If your partner struggles with anger and irritability because of the anxiety, they might try to place blame on you for their situation, but you don't have to own it.
- Keep Living Your Life
Maybe your partner suffers from social anxiety and has a hard time going out with groups of people, but you were looking forward to going to dinner with a group of friends. You don't have to stop living your life because they aren't comfortable doing the same things that you are. It's OK, and healthier, for you to continue living your own life. And, if your partner loves you, they aren't going to want to stop you from doing the things that you enjoy. However, it's also important to remember to show your love and support. You can find a balance between living your life and being there for your partner as well.
Do Not Allow Inappropriate Behavior
If anxiety is not treated, it can lead to inappropriate or dangerous behavior in some people. While this isn't something that everyone experiences, it's something that you should be aware of if your significant other struggles with anxiety.
There have been links between anxiety and substance or alcohol abuse. However, the exact connection is not always the same. Some people experience anxiety because of their substance abuse, and others begin abusing alcohol or other substances to cover their symptoms of anxiety. But, either way, anxiety is not an excuse for drug or alcohol abuse. And, studies have found that alcohol hurts anxiety. So, while they might think they are having a drink to make that social setting easier, it's actually hurting more than it's helping.
Irritability and anger are common symptoms of anxiety, especially in men. When someone is struggling with anxiety throughout the day, it can make them short-tempered and impatient. If they don't know how to deal with their anger properly, they may take it out on you. This is never acceptable or OK.
Do not allow your partner to use their anxiety as an excuse for abusing you physically, verbally, or emotionally. If you're in an abusive relationship, you need to get yourself the help that you need. It's not your job to save your partner, but it is your job to protect yourself. This doesn't mean that you have to end your relationship, but you need to get yourself into a position where you're safe to make this decision.

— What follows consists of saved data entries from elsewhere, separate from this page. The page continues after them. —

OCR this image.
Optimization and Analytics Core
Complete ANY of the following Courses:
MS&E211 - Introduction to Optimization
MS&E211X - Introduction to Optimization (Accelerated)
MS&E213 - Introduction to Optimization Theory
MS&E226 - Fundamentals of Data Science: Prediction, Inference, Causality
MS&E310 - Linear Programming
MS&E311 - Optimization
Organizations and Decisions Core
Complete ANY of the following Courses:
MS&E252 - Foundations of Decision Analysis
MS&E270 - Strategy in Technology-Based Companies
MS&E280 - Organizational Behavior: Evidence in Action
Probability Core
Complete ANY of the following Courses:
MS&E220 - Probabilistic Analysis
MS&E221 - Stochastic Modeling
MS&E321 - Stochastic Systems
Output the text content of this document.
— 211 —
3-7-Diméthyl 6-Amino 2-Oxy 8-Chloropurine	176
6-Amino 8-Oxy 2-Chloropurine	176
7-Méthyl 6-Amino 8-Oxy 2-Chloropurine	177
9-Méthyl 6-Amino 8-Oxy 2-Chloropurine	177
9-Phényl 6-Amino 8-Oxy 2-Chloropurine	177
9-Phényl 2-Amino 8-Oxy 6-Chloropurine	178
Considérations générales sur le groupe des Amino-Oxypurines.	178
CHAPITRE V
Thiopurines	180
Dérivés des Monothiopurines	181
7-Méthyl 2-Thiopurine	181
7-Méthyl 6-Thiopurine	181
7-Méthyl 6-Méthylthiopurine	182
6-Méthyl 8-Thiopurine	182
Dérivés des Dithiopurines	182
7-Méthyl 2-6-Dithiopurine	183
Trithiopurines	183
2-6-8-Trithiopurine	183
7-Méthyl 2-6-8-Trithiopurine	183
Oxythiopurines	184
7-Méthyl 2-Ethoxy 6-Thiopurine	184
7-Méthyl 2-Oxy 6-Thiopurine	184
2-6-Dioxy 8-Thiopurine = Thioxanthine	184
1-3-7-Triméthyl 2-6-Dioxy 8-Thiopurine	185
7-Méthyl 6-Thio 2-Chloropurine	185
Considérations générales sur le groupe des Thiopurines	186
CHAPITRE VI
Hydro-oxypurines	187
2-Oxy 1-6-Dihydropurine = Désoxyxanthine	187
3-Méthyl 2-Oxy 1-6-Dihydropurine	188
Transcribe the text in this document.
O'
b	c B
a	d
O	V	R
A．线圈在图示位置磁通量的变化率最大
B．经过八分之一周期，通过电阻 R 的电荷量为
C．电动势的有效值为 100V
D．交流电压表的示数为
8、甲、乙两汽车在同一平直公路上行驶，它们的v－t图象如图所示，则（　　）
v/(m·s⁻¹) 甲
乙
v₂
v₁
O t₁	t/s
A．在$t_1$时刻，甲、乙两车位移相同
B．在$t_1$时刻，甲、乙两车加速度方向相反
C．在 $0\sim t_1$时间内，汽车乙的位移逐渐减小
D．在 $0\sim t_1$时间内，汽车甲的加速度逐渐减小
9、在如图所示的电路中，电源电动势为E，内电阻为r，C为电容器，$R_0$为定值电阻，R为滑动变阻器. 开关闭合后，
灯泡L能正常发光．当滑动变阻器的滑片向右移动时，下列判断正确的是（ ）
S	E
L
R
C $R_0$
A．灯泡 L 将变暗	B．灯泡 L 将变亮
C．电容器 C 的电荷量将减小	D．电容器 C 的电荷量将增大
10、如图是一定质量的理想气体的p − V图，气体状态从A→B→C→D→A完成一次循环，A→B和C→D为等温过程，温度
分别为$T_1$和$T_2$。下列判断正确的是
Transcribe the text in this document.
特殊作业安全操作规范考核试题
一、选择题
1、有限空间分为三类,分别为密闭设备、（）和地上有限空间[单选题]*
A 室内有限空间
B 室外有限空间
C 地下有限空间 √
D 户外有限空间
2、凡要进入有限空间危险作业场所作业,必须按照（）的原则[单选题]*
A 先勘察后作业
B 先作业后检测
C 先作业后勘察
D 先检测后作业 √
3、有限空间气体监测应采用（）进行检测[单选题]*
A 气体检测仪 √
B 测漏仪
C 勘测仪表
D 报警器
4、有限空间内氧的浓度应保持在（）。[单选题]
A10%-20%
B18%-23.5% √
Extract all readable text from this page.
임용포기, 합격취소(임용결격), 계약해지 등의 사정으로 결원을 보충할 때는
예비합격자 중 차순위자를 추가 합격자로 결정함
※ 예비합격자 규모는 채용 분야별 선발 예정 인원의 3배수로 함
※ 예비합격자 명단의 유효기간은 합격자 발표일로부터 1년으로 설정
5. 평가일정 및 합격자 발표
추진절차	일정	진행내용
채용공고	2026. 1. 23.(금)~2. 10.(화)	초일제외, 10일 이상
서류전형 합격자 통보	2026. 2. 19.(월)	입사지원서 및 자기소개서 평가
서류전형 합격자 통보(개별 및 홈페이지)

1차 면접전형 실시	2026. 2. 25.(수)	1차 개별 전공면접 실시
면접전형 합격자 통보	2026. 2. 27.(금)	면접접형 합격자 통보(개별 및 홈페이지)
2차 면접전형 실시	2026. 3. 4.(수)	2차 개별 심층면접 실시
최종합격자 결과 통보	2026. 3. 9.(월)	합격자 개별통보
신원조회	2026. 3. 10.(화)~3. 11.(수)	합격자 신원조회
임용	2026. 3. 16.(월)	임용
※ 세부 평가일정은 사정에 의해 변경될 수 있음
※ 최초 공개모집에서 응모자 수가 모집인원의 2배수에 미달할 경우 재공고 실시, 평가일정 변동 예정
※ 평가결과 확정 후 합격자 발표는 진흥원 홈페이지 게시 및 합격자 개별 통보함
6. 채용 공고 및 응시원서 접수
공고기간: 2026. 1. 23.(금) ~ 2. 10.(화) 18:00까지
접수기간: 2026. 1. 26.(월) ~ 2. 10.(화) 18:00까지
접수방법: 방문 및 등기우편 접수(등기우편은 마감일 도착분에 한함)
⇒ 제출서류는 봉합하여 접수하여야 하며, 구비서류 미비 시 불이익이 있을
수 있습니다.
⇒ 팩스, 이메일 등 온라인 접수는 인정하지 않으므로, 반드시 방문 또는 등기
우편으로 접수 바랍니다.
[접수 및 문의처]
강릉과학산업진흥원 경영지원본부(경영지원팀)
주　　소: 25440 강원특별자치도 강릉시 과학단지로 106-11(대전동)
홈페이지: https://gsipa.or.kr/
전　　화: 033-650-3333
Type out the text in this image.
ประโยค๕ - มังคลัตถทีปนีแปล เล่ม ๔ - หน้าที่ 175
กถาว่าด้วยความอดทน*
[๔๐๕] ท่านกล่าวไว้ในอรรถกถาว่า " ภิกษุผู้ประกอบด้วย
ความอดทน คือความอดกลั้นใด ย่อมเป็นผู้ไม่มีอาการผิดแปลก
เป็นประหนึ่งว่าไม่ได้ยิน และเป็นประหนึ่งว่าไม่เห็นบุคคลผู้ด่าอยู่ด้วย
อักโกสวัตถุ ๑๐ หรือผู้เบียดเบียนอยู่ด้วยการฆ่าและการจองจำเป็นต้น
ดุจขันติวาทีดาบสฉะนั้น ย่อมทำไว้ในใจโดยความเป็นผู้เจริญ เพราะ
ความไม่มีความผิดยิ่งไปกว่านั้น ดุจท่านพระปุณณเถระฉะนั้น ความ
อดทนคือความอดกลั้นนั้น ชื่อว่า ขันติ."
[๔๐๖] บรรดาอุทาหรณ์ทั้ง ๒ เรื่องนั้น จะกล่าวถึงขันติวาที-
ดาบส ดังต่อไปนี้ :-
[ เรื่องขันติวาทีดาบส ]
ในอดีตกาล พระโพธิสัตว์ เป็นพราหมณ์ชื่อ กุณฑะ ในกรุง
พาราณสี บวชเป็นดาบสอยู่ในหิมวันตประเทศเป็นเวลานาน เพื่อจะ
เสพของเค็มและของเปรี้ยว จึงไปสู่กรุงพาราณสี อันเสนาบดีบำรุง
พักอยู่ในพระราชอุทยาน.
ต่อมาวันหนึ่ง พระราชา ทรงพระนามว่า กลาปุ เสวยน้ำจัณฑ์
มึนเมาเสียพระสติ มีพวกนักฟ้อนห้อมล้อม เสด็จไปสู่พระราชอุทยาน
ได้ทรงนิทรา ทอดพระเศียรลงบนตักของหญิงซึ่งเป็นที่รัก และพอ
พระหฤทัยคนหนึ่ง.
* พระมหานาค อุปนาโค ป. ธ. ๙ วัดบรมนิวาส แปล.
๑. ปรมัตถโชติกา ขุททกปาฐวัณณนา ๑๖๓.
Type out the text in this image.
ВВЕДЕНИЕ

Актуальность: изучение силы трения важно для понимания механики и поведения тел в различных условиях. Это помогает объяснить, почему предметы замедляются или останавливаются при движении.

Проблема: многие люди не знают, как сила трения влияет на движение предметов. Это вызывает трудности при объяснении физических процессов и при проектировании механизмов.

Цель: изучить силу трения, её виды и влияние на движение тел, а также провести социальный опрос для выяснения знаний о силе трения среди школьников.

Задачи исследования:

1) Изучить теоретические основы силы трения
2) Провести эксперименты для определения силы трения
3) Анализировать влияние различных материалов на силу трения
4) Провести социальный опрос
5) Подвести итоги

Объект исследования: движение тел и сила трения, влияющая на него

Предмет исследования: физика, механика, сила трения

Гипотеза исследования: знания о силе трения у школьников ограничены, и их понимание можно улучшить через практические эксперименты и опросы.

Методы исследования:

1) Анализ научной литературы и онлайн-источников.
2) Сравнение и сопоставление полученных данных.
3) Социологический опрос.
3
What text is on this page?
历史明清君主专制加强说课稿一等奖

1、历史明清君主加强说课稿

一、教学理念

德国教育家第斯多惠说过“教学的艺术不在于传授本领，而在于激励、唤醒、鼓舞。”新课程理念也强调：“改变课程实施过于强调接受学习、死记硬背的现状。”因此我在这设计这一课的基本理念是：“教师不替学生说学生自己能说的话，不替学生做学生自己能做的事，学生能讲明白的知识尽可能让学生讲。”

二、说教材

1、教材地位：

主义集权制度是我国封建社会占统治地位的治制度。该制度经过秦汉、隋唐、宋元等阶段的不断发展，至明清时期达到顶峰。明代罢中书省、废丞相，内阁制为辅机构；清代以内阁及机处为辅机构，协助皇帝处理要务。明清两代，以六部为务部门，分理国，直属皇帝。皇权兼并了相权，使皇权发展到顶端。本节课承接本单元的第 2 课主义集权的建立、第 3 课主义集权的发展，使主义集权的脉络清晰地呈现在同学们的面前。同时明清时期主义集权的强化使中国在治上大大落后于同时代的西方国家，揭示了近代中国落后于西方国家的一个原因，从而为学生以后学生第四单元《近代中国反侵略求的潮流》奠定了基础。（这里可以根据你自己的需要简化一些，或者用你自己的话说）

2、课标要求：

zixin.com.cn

If your partner is abusive, they're most likely not going to want to admit that it's their fault and something within their control. This could lead them to try to blame you for their anger and outbursts. This isn't OK, either. Anxiety disorders can be complicated and difficult to deal with; however, they are never an excuse for abuse.
Talking To A Therapist
There are several ways that a therapist can help. As mentioned above, you are not your partner's therapist. It's helpful for them to talk to an experienced therapist that can provide the support and guidance that they need. Several different forms of therapy are successful in treating those with anxiety. Encouraging your partner to go to sessions can help them make progress in overcoming anxiety.
A therapist can help you, as well. It can be exhausting and confusing when you're in a relationship with someone that has an anxiety disorder. Therapy can give you the support that you need, as well. It's easy to get so caught up in trying to help another person that you end up neglecting yourself. Going to therapy will help you learn effective strategies for protecting your mental health and having a successful relationship.
If you're looking for an alternative way to get treatment without having to go into a therapist's office, you can try online therapy. It allows you to have faster access to a therapist that can help you and your partner along the way.